Cost is a compounding factor for smaller operations. Platforms like Profound and Semrush use per-region pricing models, which means brands targeting multiple regions face costs that can double or triple quickly. Marketers who need comprehensive coverage of Google AIO, DeepSeek, and ChatGPT for effective GEO strategies often find that the tools capable of delivering that coverage sit well outside their budgets.
Practical Response and Next Steps
Before committing to annual contracts, SEO professionals should test AI visibility tools using domain-specific prompts in their actual target languages. The differences between platforms are meaningful enough to warrant hands-on evaluation rather than relying on feature lists alone.
BuildSOM currently offers a free account with no credit card requirement, which makes it a practical starting point for testing real domains and prompts across target languages and regions. By contrast, Profound requires a credit card to begin, and Semrush offers no free trial for its AI visibility features. That gap in accessibility matters when budgets are under scrutiny.
What to Audit Before Deciding
- Verify whether non-English prompts run in native language environments, not translated interfaces.
- Check AI model coverage against your specific requirements, particularly for Google AIO, DeepSeek, and ChatGPT.
- Run a minimum of 15 prompts per language per region to establish a meaningful visibility baseline and identify citation opportunities.
Longer-Term Strategic Considerations
Beyond tool selection, the underlying content strategy needs to shift. As covered in the context of the broader AEO and AI search transition, prioritizing structured and authoritative data tends to perform better for AI citation than traditional keyword-focused tactics. This is the core of GEO-focused content work.
Avoid over-reliance on any single platform. Evaluate scalability, compatibility with existing SEO workflows, and long-term data retention policies before switching tools. These factors carry real operational weight once a platform is embedded in regular reporting cycles.
Signals To Watch
For SEO professionals and site owners tracking the GEO landscape, a handful of concrete indicators will reveal how quickly the market is maturing. The most direct signal is enterprise adoption rate among UK businesses.

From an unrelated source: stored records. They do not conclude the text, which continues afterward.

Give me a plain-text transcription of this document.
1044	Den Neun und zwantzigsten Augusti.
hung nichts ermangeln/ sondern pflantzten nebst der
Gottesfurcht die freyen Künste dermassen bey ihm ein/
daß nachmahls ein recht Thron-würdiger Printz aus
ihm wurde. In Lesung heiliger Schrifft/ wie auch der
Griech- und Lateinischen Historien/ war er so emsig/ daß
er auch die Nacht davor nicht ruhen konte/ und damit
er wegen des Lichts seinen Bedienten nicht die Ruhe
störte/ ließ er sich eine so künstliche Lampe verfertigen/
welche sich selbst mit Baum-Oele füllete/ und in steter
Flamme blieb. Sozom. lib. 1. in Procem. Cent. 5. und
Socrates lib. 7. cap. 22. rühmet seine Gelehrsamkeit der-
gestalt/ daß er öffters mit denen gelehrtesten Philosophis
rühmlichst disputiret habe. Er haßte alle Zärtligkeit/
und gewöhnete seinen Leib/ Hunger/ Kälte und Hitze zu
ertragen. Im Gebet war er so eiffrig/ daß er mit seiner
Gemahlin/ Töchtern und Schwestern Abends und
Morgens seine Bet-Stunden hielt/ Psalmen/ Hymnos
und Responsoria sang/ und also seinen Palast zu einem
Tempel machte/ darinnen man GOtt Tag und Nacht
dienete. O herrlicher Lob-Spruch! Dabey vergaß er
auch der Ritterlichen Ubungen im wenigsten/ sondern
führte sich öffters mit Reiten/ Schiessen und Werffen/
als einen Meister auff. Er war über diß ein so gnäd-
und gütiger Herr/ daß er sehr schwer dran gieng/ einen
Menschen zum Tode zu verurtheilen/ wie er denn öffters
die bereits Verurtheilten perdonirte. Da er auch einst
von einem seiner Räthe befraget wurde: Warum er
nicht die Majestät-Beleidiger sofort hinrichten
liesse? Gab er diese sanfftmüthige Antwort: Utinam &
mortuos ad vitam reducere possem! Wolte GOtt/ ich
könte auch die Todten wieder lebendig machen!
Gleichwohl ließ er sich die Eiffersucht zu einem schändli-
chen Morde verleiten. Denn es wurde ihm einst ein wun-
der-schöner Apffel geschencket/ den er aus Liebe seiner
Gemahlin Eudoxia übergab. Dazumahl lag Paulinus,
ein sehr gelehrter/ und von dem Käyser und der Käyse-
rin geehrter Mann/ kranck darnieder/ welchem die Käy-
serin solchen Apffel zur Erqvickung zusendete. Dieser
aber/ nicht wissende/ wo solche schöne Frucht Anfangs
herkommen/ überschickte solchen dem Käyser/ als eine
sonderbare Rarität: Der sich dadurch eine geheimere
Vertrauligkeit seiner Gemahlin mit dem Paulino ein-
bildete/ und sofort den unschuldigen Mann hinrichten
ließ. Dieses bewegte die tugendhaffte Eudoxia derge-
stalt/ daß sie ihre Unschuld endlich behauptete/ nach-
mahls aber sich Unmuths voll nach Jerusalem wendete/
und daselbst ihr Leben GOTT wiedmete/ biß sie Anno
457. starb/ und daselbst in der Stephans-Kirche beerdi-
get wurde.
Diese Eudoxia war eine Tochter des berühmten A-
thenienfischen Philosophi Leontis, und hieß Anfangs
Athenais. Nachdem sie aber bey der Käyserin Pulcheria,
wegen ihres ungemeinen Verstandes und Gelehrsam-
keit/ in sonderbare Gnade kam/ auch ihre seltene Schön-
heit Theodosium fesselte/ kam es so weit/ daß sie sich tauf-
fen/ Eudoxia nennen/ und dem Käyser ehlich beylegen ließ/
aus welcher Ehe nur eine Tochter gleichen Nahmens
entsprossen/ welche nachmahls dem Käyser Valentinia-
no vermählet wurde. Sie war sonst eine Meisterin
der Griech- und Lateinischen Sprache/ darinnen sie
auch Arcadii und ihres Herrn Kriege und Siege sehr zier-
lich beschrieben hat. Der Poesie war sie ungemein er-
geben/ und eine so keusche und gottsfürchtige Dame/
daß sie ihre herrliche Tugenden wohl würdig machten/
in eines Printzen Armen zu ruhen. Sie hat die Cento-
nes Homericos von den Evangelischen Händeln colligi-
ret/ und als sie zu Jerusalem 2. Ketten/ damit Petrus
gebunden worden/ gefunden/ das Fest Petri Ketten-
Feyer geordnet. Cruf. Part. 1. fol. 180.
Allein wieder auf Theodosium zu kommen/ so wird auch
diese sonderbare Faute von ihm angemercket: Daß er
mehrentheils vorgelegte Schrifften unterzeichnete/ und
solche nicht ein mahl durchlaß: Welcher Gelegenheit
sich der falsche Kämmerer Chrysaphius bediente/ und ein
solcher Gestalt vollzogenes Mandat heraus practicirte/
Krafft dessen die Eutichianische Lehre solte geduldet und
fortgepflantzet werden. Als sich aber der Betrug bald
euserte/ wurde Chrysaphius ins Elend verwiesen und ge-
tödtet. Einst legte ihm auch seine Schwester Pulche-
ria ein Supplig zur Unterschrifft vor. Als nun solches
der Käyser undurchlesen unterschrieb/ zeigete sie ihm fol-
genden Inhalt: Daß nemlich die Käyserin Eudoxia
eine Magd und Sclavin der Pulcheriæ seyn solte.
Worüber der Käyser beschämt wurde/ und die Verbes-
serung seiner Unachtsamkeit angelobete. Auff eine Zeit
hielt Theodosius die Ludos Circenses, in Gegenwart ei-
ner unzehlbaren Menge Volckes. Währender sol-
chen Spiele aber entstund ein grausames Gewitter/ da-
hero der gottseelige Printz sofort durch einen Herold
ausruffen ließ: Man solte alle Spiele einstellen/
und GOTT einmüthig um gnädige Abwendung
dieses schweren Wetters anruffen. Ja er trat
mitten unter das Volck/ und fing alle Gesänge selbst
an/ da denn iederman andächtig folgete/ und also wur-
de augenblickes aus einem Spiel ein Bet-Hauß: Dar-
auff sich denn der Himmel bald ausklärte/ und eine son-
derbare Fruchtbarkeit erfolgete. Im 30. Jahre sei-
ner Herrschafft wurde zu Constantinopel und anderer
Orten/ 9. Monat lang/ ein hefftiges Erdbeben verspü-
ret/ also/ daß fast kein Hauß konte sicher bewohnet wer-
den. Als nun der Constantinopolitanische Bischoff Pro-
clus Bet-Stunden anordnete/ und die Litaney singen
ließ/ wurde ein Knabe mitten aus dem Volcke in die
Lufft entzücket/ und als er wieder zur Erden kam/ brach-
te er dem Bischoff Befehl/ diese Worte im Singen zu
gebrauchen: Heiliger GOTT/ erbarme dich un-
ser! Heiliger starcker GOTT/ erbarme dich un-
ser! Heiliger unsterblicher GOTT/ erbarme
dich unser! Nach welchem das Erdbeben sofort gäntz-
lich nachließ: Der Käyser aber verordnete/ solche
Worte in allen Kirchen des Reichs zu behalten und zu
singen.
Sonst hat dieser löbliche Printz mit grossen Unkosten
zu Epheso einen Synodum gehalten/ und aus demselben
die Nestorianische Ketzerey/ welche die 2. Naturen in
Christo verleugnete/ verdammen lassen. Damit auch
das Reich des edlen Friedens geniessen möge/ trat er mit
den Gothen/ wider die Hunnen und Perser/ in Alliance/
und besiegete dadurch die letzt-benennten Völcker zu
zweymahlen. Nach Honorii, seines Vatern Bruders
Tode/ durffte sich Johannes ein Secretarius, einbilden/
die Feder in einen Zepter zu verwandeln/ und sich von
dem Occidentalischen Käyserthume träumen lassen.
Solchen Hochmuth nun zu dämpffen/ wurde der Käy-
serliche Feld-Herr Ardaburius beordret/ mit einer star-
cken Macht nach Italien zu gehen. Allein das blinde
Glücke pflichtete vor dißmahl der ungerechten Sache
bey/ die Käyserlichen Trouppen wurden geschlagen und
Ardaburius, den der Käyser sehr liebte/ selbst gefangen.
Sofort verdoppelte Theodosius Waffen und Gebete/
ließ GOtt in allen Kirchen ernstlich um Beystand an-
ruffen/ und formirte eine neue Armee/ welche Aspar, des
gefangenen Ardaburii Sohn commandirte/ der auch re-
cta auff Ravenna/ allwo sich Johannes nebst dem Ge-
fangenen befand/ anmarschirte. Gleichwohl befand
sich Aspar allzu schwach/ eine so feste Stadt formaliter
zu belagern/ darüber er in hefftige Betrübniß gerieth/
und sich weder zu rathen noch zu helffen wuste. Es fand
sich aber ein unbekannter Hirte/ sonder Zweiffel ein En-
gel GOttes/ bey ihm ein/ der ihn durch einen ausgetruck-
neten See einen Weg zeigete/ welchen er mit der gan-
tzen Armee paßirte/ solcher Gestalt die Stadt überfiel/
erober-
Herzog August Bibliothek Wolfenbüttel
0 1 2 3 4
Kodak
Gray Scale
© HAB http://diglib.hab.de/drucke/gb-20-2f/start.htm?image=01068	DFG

As more organisations shift budget and strategy toward generative engine optimisation, competitive pressure on holdouts will intensify, making adoption pace a reliable proxy for overall market confidence.
Pricing behaviour in legacy SEO platforms is worth watching closely. If established tools begin raising subscription costs without meaningfully improving multilingual accuracy or AI model coverage, agency churn becomes a realistic outcome. That churn, in turn, opens space for new entrants to challenge incumbents on both price and capability.
Coverage and Accuracy in Non-English Markets
A specific technical concern is whether AI visibility tools can sustain reliable data beyond 60-day windows, particularly in non-English regions. Tools that simulate native language environments accurately will hold a structural advantage. Those that continue producing misleading multilingual outputs risk losing credibility with international clients. Understanding on-page SEO fundamentals remains relevant here, since content signals that perform well in traditional search often interact differently with generative engines across language contexts.
Finally, monitor which AI engines are gaining market share beyond the current dominant models. As new engines attract users, tools that cover only a narrow set of models will face growing gaps in their reporting, creating both a risk for clients and an opportunity for platforms willing to expand their coverage quickly.